Lexicon#
The definition of technical terms sometime fluctuates in deep-learning. In this lexicon we adopt definition that fit the CSBDeep and N2V libraries.
Activation function
Non-linear function applied to the result of a neuron's calculation. See these examples
Back-propagation
Back-propagation is the algorithm used to updated the weights of a network according to its output, usually using a loss function.
Batch size
Number of images, named patches, that the network sees at each training step.
Model
The neural network, consisting of a set of layers, each with various number of neurons, and the connections between these nodes. The neural network is capable of performing calculations by inputing an image (pixel values) in its input layer, propagating the values through its layers and outputting a prediction. Each neuron of a layer performs a simple calculation, that is then aggregated for the whole layer and passed to the next layer.
GPU
Graphical Processing Unit, which allows performing a large number of small computations in parallel. GPUs allow accelerating the training and prediction of neural networks.
Ground-truth
"Reality" of what we want the network to output. For instance, if we want to perform denoising, the ground-truth are clean images where noise is minimal, as opposed to the inputs which should be noisy images.
Layer
A set of neurons working in parallel.
Learning rate
Parameter regulating the magnitude of the weights update.
Loss function
Function aimed at judging "how good" the network performs by comparing the prediction output to a "ground-truth" value. Throughout training, we visualise the loss function on both the training and validation sets in order to assess how well the training is going.
Neuron
A unit in the neural network. A neuron performs a simple calculation on inputs, usually by multiplying inputs by weights, adding an offset (bias) and applying a non-linear function (activation function) to the sum.
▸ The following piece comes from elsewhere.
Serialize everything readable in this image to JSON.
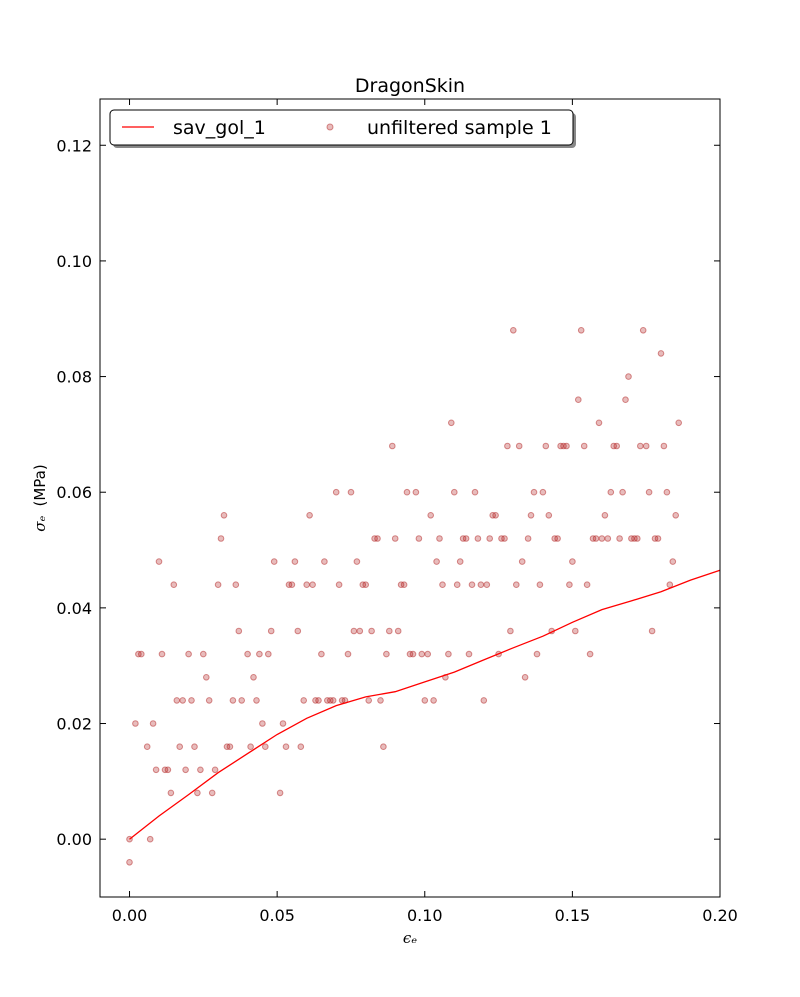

Example: With input \(x_1\) and \(x_2\), a neuron would typically output:
\(out = f(x_1 * w_1 + x_2 * w_2 + b)\)
where \(f\) is an activation function.
Patch size
In order to "fit" in the GPU memory, which is often the limiting factor, images need to be all cropped. What the network is trained on is a number of patches, i.e. image crops. These patches are all the same size and are aggregated in batches. A single batch is presented to the network during a single step of each epoch.
Prediction
Output of the network.
Test set
A set of images that the network never saw during training. It is important for these images never to be added to the training or the validation set. The test set is used to assess the performances of the network on unseen data, that is to say how well it generalizes to similar images.
Training
Training a network is the act of changing the weights of the neural network until its performances do not increase anymore. During training, at each step, a subset of the training images is presented to the network, the loss is computed between the predictions and the "ground-truth". Then, gradients are built from the value of the loss, and the weights of the network are updated accordingly. At the end of each epoch, the loss is computed on the validation set for reference.
Training epoch
An ensemble of training steps. At the end of each epoch, the validation loss is computed.
Training set
Ensemble of images the network is trained on.
Training step
An iteration of learning.
UNet
A specific model architecture popular in bioimage analysis.
Validation set
Ensemble of images used to assess the performances of the network during training. The validation set is not used to train the network, only to assess that the training is going well.
Weights
The parameters of a Model that define all the neural network node calculations.